これに該当する2007年の日経平均株価は、1割を超えて下がりました。確かに当たっています。しかし、10年サイクルでの暴落説といっても“たまたま”のようで、2017年は2割上昇して、外れてしまいました。

では、中間選挙の年は株高になりにくいというアノマリーも“たまたま”なのでしょうか。偶然なら、将来も続くと思えません。中間選挙アノマリーには、次の理由があります。

4年の任期の間に、次の大統領選でも勝利するため、大統領選の時期に景気を好調に持っていく政策を取ろうとするマインドが政権与党側に発生します。

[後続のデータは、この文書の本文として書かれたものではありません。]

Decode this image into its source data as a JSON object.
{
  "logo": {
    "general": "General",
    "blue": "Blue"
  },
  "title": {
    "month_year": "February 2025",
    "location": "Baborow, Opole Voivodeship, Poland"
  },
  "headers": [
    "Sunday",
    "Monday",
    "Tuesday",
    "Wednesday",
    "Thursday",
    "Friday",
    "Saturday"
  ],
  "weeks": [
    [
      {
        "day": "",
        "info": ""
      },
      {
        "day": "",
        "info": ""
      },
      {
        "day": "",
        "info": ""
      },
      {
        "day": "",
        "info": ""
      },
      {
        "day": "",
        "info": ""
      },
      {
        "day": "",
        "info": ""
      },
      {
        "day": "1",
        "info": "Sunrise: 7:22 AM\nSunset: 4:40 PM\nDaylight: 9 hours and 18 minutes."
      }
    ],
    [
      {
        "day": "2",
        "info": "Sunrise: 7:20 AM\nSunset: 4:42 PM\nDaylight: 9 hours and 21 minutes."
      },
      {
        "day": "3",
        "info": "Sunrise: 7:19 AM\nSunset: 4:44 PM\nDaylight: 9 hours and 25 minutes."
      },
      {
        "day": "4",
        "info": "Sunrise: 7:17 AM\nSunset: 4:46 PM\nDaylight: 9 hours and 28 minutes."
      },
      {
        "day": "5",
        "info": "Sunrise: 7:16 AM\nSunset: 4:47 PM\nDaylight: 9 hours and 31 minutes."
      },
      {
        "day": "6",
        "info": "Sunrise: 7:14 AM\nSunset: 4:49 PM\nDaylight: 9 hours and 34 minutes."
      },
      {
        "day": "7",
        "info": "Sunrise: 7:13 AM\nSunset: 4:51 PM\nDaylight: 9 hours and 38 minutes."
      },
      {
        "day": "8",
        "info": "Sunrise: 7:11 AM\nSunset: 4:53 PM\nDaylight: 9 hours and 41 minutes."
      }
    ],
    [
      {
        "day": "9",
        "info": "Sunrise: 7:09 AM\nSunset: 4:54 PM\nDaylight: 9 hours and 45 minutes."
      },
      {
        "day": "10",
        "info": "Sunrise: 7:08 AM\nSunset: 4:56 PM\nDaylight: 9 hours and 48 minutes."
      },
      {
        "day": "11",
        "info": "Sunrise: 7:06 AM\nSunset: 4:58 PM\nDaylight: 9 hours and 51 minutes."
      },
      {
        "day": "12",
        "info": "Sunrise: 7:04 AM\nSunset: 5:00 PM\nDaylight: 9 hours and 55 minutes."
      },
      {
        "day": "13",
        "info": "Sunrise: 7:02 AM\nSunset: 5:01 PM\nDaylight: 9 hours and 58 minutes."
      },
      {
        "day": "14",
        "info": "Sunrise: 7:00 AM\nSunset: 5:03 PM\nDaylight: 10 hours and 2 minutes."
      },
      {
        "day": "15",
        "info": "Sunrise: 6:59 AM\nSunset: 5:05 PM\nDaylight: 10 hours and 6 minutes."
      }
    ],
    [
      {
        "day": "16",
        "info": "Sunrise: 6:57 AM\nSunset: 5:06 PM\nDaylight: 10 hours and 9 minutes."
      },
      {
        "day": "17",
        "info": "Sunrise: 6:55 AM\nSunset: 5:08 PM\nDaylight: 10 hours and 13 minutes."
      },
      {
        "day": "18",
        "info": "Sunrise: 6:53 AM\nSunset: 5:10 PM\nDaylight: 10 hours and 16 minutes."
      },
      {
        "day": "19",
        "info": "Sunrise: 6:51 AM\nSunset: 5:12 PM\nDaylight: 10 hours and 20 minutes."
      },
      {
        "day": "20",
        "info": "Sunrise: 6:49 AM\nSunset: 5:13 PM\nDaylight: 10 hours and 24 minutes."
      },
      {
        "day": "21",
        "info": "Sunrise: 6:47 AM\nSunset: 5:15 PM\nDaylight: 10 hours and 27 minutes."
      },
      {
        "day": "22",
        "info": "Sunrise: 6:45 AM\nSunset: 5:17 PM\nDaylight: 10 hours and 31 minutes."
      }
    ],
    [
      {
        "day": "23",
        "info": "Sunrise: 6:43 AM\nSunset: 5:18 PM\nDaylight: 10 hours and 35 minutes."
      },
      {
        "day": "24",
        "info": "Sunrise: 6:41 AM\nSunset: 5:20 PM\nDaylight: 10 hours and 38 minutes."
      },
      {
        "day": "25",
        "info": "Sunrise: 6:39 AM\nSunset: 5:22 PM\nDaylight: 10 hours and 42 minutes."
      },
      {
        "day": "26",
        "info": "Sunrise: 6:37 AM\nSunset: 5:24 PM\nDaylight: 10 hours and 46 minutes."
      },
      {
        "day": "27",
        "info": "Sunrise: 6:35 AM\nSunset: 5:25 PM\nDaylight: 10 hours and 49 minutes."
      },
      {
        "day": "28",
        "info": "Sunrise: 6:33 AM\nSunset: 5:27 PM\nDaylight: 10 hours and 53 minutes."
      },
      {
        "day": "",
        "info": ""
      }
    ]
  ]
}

その反動で、中間選挙までは痛みを伴う政策が採られることもあり、景気や株価が落ち込む傾向があるのです。

過去47年間で上昇したのは8割超

話をサンタクロースラリーに戻しましょう。こちらもよく知られるアノマリーです。12月24日のクリスマスイブの終値から見ると、年末まで株価が高いというジンクスです。クリスマスイブにサンタが投資家に株高をプレゼントしてくれるとの例えから、サンタクロースラリーと呼ばれます。

まずは、日経平均を使って、サンタラリーを確認してみましょう。下図は、1971年から毎年、12月24日の日経平均とその年の年末の値を比較して、騰落率を見たものです。

47年間で39回上昇しています。実に、8割を上回る確率です。サンタラリーで株高の傾向が見られることがわかります。

このサンタラリーは“たまたま”なのでしょうか。8割を上回る実績は、さすがに偶然とは考えにくいでしょう。

サンタラリーが起こるメカニズム

実は、それなりの根拠があります。クリスマスシーズンといえば、外国人投資家はお休みの期間です。12月中旬から年末までの2週間程度が休暇で、旅行などを楽しむ投資家が多いようです。

この休暇中、相場が急落するかもしれません。心配性な投資家は、休暇中に売りができないため、休暇前に株式を売ってしてしまいます。そして、クリスマスまでに、こうしたポジションの売りが一巡します。

ですからクリスマス後は、臆病な外国人投資家が弱気に反応して市場が下がるという現象は見られなくなります。これがサンタラリーの理由と考えられています。

今回、1971年から集計しましたが、サンタラリーはそれ以前から見られます。そんな昔から外国人投資家は日本市場で影響力が大きかったの?と疑問に思う方もいるでしょう。

実はサンタラリーには、もう1つ、大きな理由があります。年末にかけて、多くの投資家が新年相場に期待を高める時期になります。新年への期待が高まる時期で、相場も楽観的な反応で株高しやすくなるのです。今年も、サンタクロースラリーで年末に向けた株高が期待されます。